However, $\langle\sin^6\rangle = \frac{5}{16}\neq\frac{15}{48}$.

What is the deal here?
Ummm.....
$$\frac{5}{16} = \frac{15}{48}$$

Or do we need numerator and denominator to be relatively prime? In that case they are not "equal"?

-Dan

#### dwsmith

##### Well-known member
Ummm.....
$$\frac{5}{16} = \frac{15}{48}$$

Or do we need numerator and denominator to be relatively prime? In that case they are not "equal"?

-Dan
I apparently can't do math.

#### dwsmith

##### Well-known member
So I looked at
$$\left\langle\left(\frac{e^{ix}-e^{-ix}}{2}\right)^6\right\rangle = -\frac{5}{16}$$
The rest is zero due the inner product. So why am I getting a negative with this method when it should be a positive?

#### Sudharaka

##### Well-known member
MHB Math Helper
So I looked at
$$\left\langle\left(\frac{e^{ix}-e^{-ix}}{2}\right)^6\right\rangle = -\frac{5}{16}$$
The rest is zero due the inner product. So why am I getting a negative with this method when it should be a positive?
Hi dwsmith, Well I think you are missing the imaginary unit that should be in the denominator.

$\sin{x}=\frac{e^{ix}-e^{-ix}}{2i}$

Kind Regards,
Sudharaka.

#### dwsmith

##### Well-known member
Strogatz's Nonlinear and Dynamics book states that
$$\langle\sin^{2n}\rangle = \frac{1\cdot 3\cdot 5\cdots (2n-1)}{2\cdot 4\cdot 6\cdots 2n}$$
for $n\geq 1$.
How is this proved?

#### chisigma

##### Well-known member
Strogatz's Nonlinear and Dynamics book states that
$$\langle\sin^{2n}\rangle = \frac{1\cdot 3\cdot 5\cdots (2n-1)}{2\cdot 4\cdot 6\cdots 2n}$$

for $n\geq 1$...

How is this proved?...
First it is usefule to discuss a bit about what You mean as 'inner product'. According to...
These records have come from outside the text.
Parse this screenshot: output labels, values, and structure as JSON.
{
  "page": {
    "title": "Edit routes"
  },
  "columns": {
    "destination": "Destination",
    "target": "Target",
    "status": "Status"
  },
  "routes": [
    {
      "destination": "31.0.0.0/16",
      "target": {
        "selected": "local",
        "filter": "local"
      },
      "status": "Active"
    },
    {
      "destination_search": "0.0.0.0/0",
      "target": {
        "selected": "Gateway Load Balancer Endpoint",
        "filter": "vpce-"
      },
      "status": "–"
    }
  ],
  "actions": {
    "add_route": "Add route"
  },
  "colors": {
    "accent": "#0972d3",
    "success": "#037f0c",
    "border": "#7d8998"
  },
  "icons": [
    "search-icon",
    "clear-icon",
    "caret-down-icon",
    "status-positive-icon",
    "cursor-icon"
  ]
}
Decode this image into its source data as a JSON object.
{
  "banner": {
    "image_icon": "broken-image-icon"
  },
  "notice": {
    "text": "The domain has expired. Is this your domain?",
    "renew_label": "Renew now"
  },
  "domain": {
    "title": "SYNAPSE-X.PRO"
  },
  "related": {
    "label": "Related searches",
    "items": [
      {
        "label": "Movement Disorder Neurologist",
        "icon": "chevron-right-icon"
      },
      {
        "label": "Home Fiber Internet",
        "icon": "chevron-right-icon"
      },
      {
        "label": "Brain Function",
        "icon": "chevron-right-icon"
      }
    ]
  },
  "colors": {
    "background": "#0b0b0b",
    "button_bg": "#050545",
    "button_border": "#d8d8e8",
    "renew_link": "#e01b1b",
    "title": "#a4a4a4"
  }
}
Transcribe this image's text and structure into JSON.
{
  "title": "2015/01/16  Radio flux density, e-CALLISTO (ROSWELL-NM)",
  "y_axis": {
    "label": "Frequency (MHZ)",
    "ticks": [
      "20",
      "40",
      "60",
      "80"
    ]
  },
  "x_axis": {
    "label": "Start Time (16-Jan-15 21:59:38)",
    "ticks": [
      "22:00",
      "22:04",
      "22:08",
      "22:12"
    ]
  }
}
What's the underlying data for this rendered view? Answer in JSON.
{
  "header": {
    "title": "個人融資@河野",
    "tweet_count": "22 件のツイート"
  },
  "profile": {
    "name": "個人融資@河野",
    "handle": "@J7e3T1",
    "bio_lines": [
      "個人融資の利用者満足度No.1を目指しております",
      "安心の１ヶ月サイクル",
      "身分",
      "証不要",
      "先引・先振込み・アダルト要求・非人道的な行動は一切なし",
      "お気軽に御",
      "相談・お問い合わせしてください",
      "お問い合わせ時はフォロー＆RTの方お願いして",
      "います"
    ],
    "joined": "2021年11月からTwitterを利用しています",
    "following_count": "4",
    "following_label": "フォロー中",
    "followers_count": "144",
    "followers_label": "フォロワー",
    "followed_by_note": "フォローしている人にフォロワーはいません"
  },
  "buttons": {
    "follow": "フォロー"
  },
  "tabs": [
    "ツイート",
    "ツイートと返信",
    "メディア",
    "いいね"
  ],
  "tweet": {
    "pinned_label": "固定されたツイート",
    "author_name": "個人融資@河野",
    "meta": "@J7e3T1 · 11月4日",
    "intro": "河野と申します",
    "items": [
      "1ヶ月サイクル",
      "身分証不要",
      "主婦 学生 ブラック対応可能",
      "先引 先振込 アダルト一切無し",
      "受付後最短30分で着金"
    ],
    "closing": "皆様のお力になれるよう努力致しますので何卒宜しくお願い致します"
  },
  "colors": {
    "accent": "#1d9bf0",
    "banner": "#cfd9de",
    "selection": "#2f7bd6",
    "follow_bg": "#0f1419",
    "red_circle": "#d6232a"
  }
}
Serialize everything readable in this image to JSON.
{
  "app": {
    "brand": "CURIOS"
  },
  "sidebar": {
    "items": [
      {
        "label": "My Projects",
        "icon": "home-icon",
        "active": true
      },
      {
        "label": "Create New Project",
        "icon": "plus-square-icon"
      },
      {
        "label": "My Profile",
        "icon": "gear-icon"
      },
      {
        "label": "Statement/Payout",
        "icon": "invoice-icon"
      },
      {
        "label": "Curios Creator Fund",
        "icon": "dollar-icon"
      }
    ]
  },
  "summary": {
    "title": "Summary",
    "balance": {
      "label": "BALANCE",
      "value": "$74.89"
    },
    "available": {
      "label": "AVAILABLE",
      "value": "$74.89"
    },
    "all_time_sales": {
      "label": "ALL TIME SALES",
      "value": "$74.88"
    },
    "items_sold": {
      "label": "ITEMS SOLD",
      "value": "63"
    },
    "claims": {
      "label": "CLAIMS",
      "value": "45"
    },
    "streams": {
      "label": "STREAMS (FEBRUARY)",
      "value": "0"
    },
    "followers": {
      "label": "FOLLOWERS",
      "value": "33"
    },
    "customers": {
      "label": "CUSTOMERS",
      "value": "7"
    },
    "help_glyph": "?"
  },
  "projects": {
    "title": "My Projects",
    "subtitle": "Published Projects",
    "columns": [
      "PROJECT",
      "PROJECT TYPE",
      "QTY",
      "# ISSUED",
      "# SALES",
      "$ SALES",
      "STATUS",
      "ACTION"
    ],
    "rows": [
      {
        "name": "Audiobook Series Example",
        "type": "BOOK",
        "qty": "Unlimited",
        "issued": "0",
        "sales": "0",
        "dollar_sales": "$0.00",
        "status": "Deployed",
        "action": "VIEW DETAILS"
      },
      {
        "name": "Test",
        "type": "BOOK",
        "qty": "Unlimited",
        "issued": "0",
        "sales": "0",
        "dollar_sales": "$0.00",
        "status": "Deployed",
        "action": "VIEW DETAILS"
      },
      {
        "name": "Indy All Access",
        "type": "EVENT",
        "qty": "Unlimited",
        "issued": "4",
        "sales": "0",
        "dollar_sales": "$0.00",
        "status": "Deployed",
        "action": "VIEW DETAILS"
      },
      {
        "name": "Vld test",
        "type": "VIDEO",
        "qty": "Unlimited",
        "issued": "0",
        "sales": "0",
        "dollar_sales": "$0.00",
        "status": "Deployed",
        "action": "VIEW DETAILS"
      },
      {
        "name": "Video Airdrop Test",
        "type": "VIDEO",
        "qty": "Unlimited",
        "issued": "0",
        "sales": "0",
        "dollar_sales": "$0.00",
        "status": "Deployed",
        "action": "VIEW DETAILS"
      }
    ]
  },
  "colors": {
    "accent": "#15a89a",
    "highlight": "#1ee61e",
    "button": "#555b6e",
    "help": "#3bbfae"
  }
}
Inner Product -- from Wolfram MathWorld

... in the space of real functions the 'inner product' of two functions f(*) and g(*) is defined as...

$\displaystyle \langle f(x) , g(x) \rangle = \int_{a}^{b} f(x)\ g(x)\ dx$ (1)

In the case of $f(x)=g(x)= \sin^{n} x$, $a=0$ and $b=\frac{\pi}{2}$ is...

$\displaystyle \langle f(x) , g(x) \rangle = \int_{0}^{\frac{\pi}{2}} \sin^{2 n} x\ dx = \frac{ 1\cdot 3\cdot 5\ ...\ (2n-1)}{2\cdot 4\cdot 6\ ...\ 2n}\ \frac{\pi}{2}$ (2)

You arrive at (2) using iteratively the integration by part...

$\displaystyle \int \sin^{m} x\ dx = - \frac{\sin^{m-1} x \cos x}{n} + \frac{m-1}{m}\ \int \sin^{m-1} x\ dx$ (3)

Kind regards

$\chi$ $\sigma$